Après les habituelles bandes des différents producteurs, une série de photos défilent sur fond de jazz. Des descentes de police, des fouilles, des interpellations musclées, un corps de femme, le tout en noir et blanc, comme tirées des années 70. Noir, le titre, puis un plan sombre, sublime, de Joaquin Phoenix, sortant de l’ombre d’un couloir, le regard triste. Il pourrait regarder le corps mort d’un être cher, mais la femme qui l’attend ( Eva Mendes ) est belle et bien vivante. Ils sont sur le point de faire l’amour, mais on l’appèle: il doit retourner à son job. Il se rhabille, sort de la pièce, et nous entraîne vers son lieu de vie dans un mouvement de caméra aérien : sa boîte de nuit. Un panneau nous avertit : New York, 1988.
En trois séquences, James Gray nous transporte des années 70, pour nous ramener aux années 80 par le biais d’un plan d’une beauté à pleurer. Le ton est donné : c’est une œuvre que nous allons regarder.1994 : Little Odessa. 2000 : The Yards. 2007 : La nuit nous appartient. 3 films en 13 ans, James Gray est un réalisateur rare. Comme Terence Malick, ces films sont attendus, plébiscités, sélectionnés à Cannes. Et pourtant, lorsqu’on les regarde, ils semblent intimistes, réalisés pour nous. « La nuit nous appartient » est un tout, une tragédie grecque, voire un film christique, peint avec une caméra, surlignée par une musique au diapason de la beauté formelle des images qui défilent. Pourquoi mettre en avant un comédien plus qu’un autre ? Pourquoi décomposer les séquences en plan ? Gray, avec la générosité propre aux cinéastes qui aiment leur art, nous offrent sur un plateau une perfection faite cinéma.
Mais il sait aussi qu’un film, c’est des moments forts, des climax, des révélations. Il sait aussi que le genre du film policier a ses stéréotypes. Certains diront qu’il est adepte des raccourcis scénaristiques. Qu’importe. Lui, ce qu’il veut nous raconter, c’est l’histoire d’une famille où être flic est un devoir. Or Bobby ( Joaquin Phenix ) a choisi la liberté et gère pour le compte d’un vieil homme russe une boîte de nuit, tandis que son frère, Joseph ( Mark Walhberg ) suit les traces de son Commandant de père, Burt ( Robert Duvall ). Mais la tragédie suit son chemin, et Bobby va devoir très rapidement choisir son camp… si choix il y a vraiment.

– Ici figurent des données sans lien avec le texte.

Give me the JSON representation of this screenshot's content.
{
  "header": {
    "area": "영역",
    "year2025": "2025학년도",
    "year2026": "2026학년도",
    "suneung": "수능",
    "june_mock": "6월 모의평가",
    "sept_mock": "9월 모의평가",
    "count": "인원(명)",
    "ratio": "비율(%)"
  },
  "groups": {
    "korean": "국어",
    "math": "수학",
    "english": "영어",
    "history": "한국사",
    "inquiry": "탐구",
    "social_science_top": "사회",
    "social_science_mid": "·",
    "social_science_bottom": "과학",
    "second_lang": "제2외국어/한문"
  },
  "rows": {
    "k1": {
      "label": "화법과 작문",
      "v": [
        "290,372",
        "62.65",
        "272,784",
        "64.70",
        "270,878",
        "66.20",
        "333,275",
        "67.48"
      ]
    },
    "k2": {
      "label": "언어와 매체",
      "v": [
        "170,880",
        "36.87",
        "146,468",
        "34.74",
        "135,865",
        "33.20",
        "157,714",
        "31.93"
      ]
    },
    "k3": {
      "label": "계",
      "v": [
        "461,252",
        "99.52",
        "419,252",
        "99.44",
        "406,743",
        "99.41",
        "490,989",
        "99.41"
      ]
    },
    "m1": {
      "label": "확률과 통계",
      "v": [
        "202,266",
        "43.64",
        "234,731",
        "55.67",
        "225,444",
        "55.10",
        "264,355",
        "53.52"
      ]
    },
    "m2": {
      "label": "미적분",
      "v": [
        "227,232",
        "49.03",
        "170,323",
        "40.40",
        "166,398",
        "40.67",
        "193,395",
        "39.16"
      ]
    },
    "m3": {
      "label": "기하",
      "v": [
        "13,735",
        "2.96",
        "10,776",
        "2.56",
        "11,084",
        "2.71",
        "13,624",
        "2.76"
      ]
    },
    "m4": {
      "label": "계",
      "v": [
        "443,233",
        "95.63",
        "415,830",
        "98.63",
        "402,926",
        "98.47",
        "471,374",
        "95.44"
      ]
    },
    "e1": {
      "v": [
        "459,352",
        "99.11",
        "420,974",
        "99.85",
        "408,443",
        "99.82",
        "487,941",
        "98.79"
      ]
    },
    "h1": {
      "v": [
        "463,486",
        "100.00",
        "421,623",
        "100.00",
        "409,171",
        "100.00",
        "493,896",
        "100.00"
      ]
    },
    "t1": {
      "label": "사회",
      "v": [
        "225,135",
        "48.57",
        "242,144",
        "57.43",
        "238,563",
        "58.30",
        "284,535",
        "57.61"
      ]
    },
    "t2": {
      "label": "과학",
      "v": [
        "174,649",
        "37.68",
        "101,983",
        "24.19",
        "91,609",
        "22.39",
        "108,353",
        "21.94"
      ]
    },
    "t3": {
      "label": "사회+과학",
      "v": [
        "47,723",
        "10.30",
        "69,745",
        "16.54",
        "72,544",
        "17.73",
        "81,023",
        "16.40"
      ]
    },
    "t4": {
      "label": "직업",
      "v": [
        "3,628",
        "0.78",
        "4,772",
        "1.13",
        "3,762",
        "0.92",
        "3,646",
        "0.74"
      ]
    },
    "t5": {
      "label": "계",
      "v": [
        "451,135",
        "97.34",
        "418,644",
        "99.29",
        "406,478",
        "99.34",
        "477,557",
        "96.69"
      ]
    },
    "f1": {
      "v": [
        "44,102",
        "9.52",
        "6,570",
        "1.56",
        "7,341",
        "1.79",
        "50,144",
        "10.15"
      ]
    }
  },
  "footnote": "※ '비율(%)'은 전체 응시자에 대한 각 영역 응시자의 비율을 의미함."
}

Alors savoir comment les flics vont arrêter les méchants, ou comment les méchants arrivent à tromper les flics, ce n’est pas le plus important. Par contre, la douleur d’un fils rejeté, l’amour et filial, et fraternel, qui le pousse à mettre en danger sa propre vie, çà, ça mérite un film. Une œuvre. Avec des morts, des trahisons, des larmes, des moments proches du cauchemar. Raconter ses instants superbes, c’est tuer le bonheur douloureux de les découvrir. Du coup, je suis gêné. Parce que j’ai beaucoup de mal à parler de chef d’œuvre. Un terme si souvent galvaudé qu’il ne veut plus dire grand chose aujourd’hui. Mais avec « La nuit nous appartient », James Gray se hisse au niveau de Scorcese, ou du Ferrara de « Nos funérailles ». Avec son style, son approche, et cette poésie visuelle éblouissante qui lui est propre. Un maître parmi les maîtres.